On the second semester of my Sophomore year, I decided to follow up on my theater experience with another course. Dramatic Writing I took the basics of visual, low-budget storytelling that I learned in Basic Dramatic Writing and expanded upon it. The culmination of my work in this class came in the form of a 30-minute one-act play called Hellmates.

The basic task of this assignment was to create something that incorporated the narrative and “blocking” lessons that we learned into an engaging, cohesive product. I created this play for an adult audience, and my goal was to explore existential dread in a humorous manner.

As I reflect on this product, I find that my feelings on it are conflicted. I was able to maintain a fun interaction between the two main characters, and I had evidently learned how to incorporate more action in a manner that was natural for the characters. Characters interact with their setting as they talk to one another and use their hands to accentuate their words, which makes their interaction much more entertaining to witness. My set design became more creative, my characters gained more of an identity, and my dialogue was a little more nuanced than my previous final project. My dialogue may have leaned a little too much on the cartoonish side, and I do think that I could have been more subtle with the exposition. Overall, it was an improvement from my previous work, but I feel my writing has become stronger since I wrote this.
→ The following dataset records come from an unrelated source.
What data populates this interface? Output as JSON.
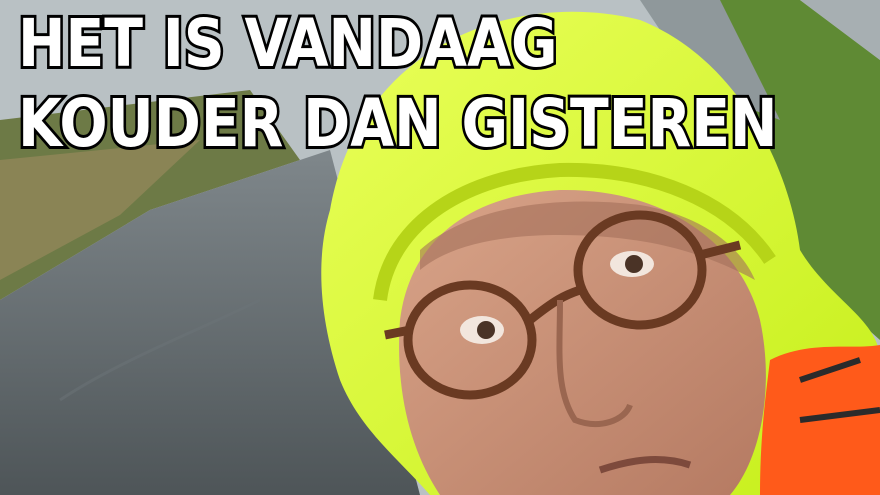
{
  "meme": {
    "caption_lines": [
      "HET IS VANDAAG",
      "KOUDER DAN GISTEREN"
    ]
  },
  "colors": {
    "sky": "#c9cfd2",
    "road": "#5d6468",
    "grass": "#6f8a3e",
    "jacket": "#d8ff2a",
    "orange_vest": "#ff5a1a",
    "caption_text": "#ffffff",
    "caption_outline": "#000000"
  }
}
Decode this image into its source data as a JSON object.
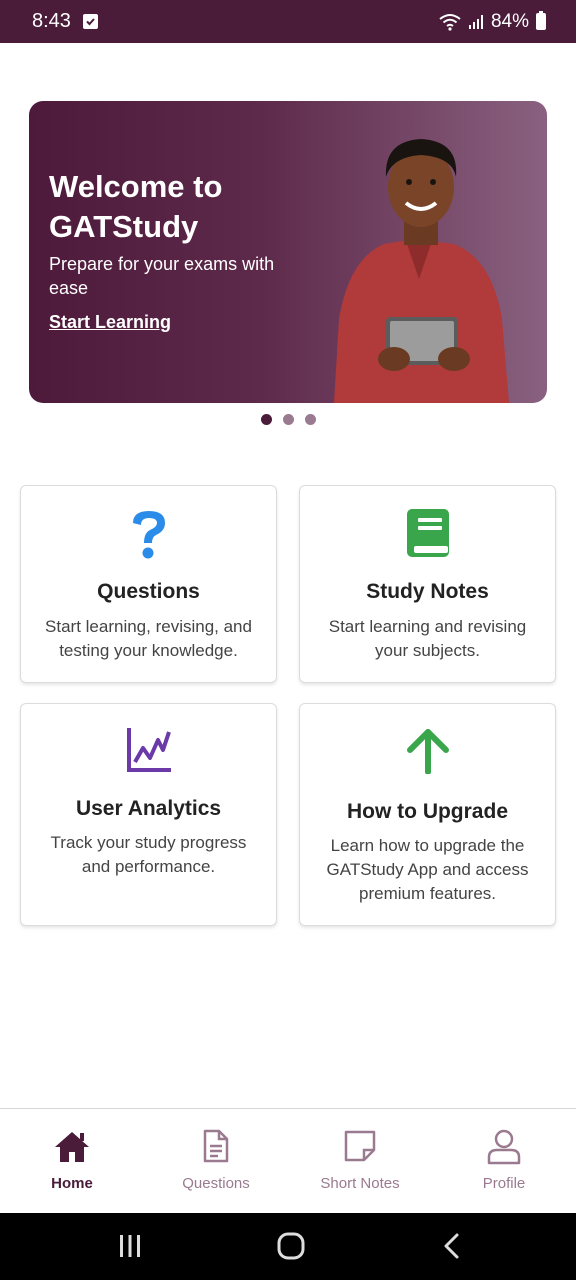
{
  "status_bar": {
    "time": "8:43",
    "battery": "84%"
  },
  "hero": {
    "title": "Welcome to GATStudy",
    "subtitle": "Prepare for your exams with ease",
    "link": "Start Learning"
  },
  "cards": {
    "questions": {
      "title": "Questions",
      "description": "Start learning, revising, and testing your knowledge.",
      "icon": "question-mark-icon"
    },
    "study_notes": {
      "title": "Study Notes",
      "description": "Start learning and revising your subjects.",
      "icon": "book-icon"
    },
    "analytics": {
      "title": "User Analytics",
      "description": "Track your study progress and performance.",
      "icon": "chart-icon"
    },
    "upgrade": {
      "title": "How to Upgrade",
      "description": "Learn how to upgrade the GATStudy App and access premium features.",
      "icon": "arrow-up-icon"
    }
  },
  "bottom_nav": {
    "items": [
      {
        "label": "Home",
        "icon": "home-icon",
        "active": true
      },
      {
        "label": "Questions",
        "icon": "document-icon",
        "active": false
      },
      {
        "label": "Short Notes",
        "icon": "note-icon",
        "active": false
      },
      {
        "label": "Profile",
        "icon": "person-icon",
        "active": false
      }
    ]
  },
  "colors": {
    "primary": "#4a1c3a",
    "questions_icon": "#2b8be8",
    "notes_icon": "#3aa64b",
    "analytics_icon": "#6b3aa8",
    "upgrade_icon": "#3aa64b",
    "inactive_nav": "#9a7a90"
  }
}
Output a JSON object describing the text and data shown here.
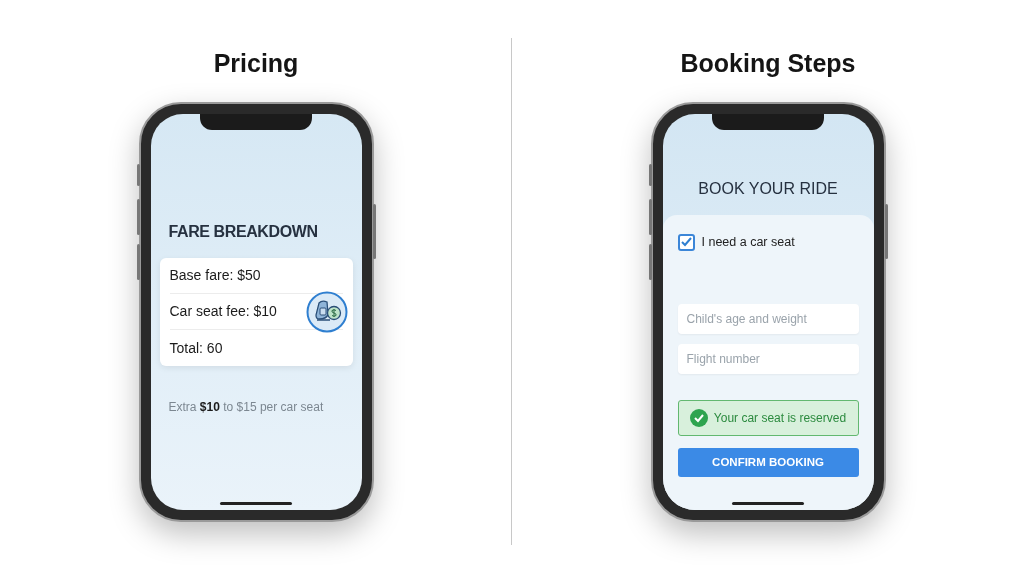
{
  "panels": [
    {
      "kind": "pricing",
      "heading": "Pricing",
      "screen_title": "FARE BREAKDOWN",
      "fare_lines": [
        "Base fare: $50",
        "Car seat fee: $10",
        "Total: 60"
      ],
      "note": "Extra **$10** to $15 per car seat"
    },
    {
      "kind": "booking",
      "heading": "Booking Steps",
      "screen_title": "BOOK YOUR RIDE",
      "checkbox": {
        "label": "I need a car seat",
        "checked": true
      },
      "fields": [
        {
          "placeholder": "Child's age and weight"
        },
        {
          "placeholder": "Flight number"
        }
      ],
      "alert": "Your car seat is reserved",
      "button": "CONFIRM BOOKING"
    }
  ]
}
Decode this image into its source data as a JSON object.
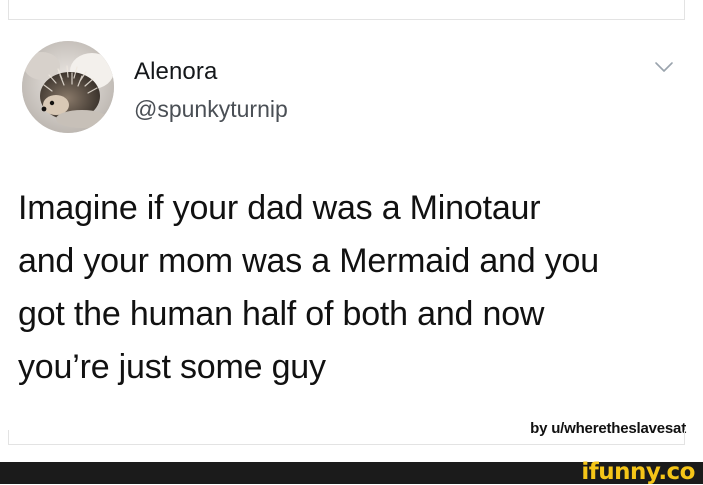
{
  "tweet": {
    "author": {
      "name": "Alenora",
      "handle": "@spunkyturnip"
    },
    "text_lines": [
      "Imagine if your dad was a Minotaur",
      "and your mom was a Mermaid and you",
      "got the human half of both and now",
      "you’re just some guy"
    ]
  },
  "credit": "by u/wheretheslavesat",
  "brand": "ifunny.co",
  "colors": {
    "text": "#111111",
    "handle": "#4a4f55",
    "footer_bg": "#1b1b1b",
    "brand_accent": "#f5c518"
  },
  "icons": {
    "menu": "chevron-down-icon",
    "avatar": "hedgehog-photo"
  }
}
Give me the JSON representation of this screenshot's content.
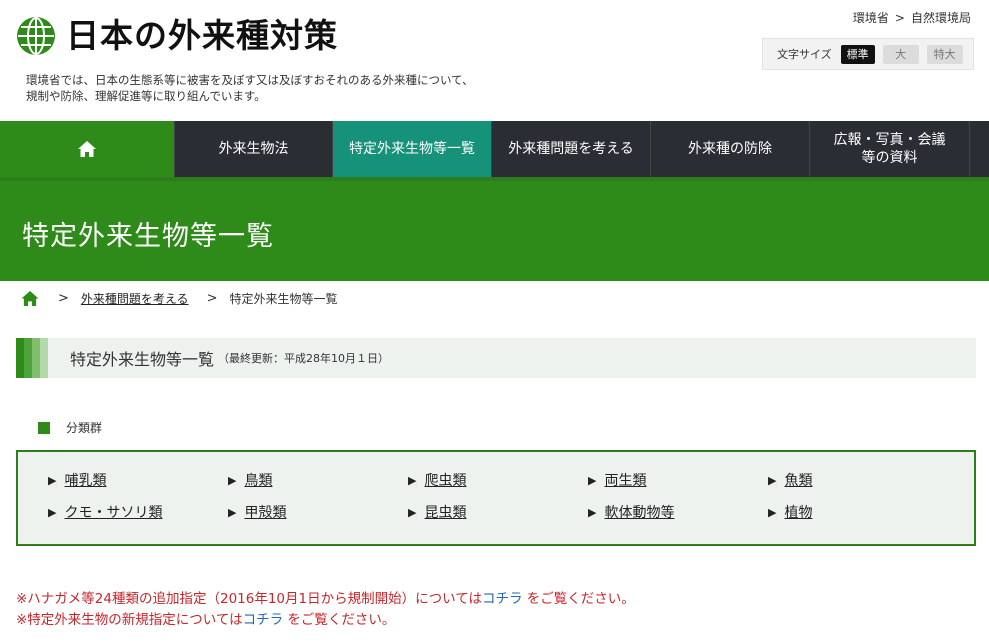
{
  "header": {
    "site_title": "日本の外来種対策",
    "tagline_line1": "環境省では、日本の生態系等に被害を及ぼす又は及ぼすおそれのある外来種について、",
    "tagline_line2": "規制や防除、理解促進等に取り組んでいます。",
    "top_breadcrumb": [
      "環境省",
      "自然環境局"
    ],
    "top_breadcrumb_sep": ">",
    "font_size": {
      "label": "文字サイズ",
      "options": [
        "標準",
        "大",
        "特大"
      ],
      "selected": "標準"
    },
    "globe_icon": "globe-icon"
  },
  "nav": {
    "home_icon": "home-icon",
    "items": [
      "外来生物法",
      "特定外来生物等一覧",
      "外来種問題を考える",
      "外来種の防除",
      "広報・写真・会議\n等の資料"
    ],
    "active": "特定外来生物等一覧"
  },
  "hero": {
    "title": "特定外来生物等一覧"
  },
  "breadcrumb": {
    "home_icon": "home-icon",
    "sep": ">",
    "items": [
      "外来種問題を考える",
      "特定外来生物等一覧"
    ]
  },
  "section": {
    "title": "特定外来生物等一覧",
    "note": "（最終更新：平成28年10月１日）"
  },
  "categories": {
    "label": "分類群",
    "row1": [
      "哺乳類",
      "鳥類",
      "爬虫類",
      "両生類",
      "魚類"
    ],
    "row2": [
      "クモ・サソリ類",
      "甲殻類",
      "昆虫類",
      "軟体動物等",
      "植物"
    ]
  },
  "notes": {
    "note1_prefix": "※ハナガメ等24種類の追加指定（2016年10月1日から規制開始）については",
    "note1_link": "コチラ",
    "note1_suffix": " をご覧ください。",
    "note2_prefix": "※特定外来生物の新規指定については",
    "note2_link": "コチラ",
    "note2_suffix": " をご覧ください。"
  },
  "colors": {
    "green": "#2e8b1a",
    "nav_dark": "#2a2d34",
    "nav_active": "#16917a",
    "note_red": "#c8262b",
    "link_blue": "#1f66b5"
  }
}
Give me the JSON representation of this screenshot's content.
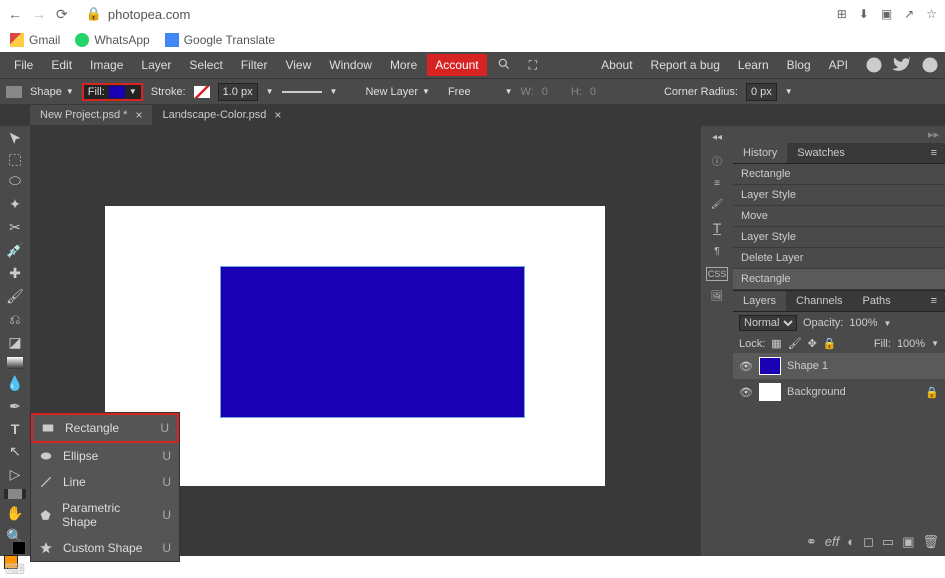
{
  "browser": {
    "url": "photopea.com"
  },
  "bookmarks": [
    {
      "label": "Gmail"
    },
    {
      "label": "WhatsApp"
    },
    {
      "label": "Google Translate"
    }
  ],
  "menu": {
    "items": [
      "File",
      "Edit",
      "Image",
      "Layer",
      "Select",
      "Filter",
      "View",
      "Window",
      "More"
    ],
    "account": "Account",
    "right": [
      "About",
      "Report a bug",
      "Learn",
      "Blog",
      "API"
    ]
  },
  "options": {
    "shape_label": "Shape",
    "fill_label": "Fill:",
    "fill_color": "#1900b3",
    "stroke_label": "Stroke:",
    "stroke_width": "1.0 px",
    "newlayer": "New Layer",
    "free": "Free",
    "w_label": "W:",
    "w_value": "0",
    "h_label": "H:",
    "h_value": "0",
    "corner_label": "Corner Radius:",
    "corner_value": "0 px"
  },
  "tabs": [
    {
      "label": "New Project.psd *",
      "active": true
    },
    {
      "label": "Landscape-Color.psd",
      "active": false
    }
  ],
  "shape_menu": {
    "items": [
      {
        "label": "Rectangle",
        "shortcut": "U",
        "highlight": true
      },
      {
        "label": "Ellipse",
        "shortcut": "U"
      },
      {
        "label": "Line",
        "shortcut": "U"
      },
      {
        "label": "Parametric Shape",
        "shortcut": "U"
      },
      {
        "label": "Custom Shape",
        "shortcut": "U"
      }
    ]
  },
  "panels": {
    "history": {
      "tabs": [
        "History",
        "Swatches"
      ],
      "items": [
        "Rectangle",
        "Layer Style",
        "Move",
        "Layer Style",
        "Delete Layer",
        "Rectangle"
      ]
    },
    "layers": {
      "tabs": [
        "Layers",
        "Channels",
        "Paths"
      ],
      "blend": "Normal",
      "opacity_label": "Opacity:",
      "opacity": "100%",
      "lock_label": "Lock:",
      "fill_label": "Fill:",
      "fill": "100%",
      "items": [
        {
          "name": "Shape 1",
          "thumb": "blue",
          "active": true
        },
        {
          "name": "Background",
          "thumb": "white",
          "locked": true
        }
      ]
    }
  },
  "chart_data": null
}
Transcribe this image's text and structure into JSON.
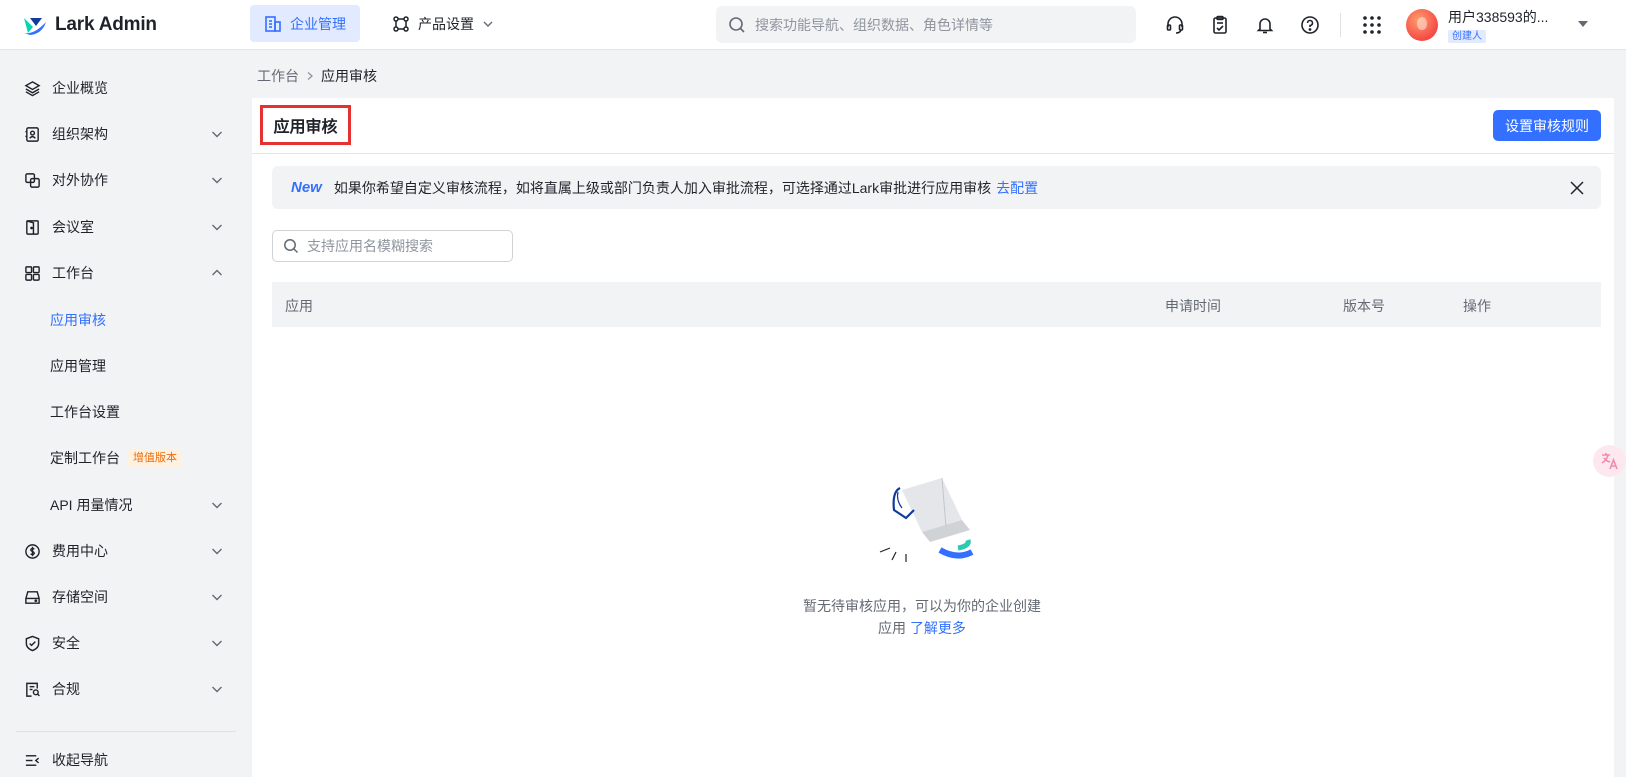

If I were to tackle this exact assignment again, I would change the character’s respective backstories. While I think both have a backstory that makes them somewhat sympathetic, I think what I have now comes across as too complicated. Another issue that became apparent to me is my reliance on “conversation drama”. Theater is a limited medium, and a one-act play requires that there are no blackouts, so my approach to this assignment was not fundamentally flawed; however, like 15 Dollars and a Sub-Sandwich, I think incorporating an object would have lent itself to better action and a less dialogue heavy story. Regardless, the limitations I dealt with in writing these theater scripts prepared me for the low-budget films I would later write for.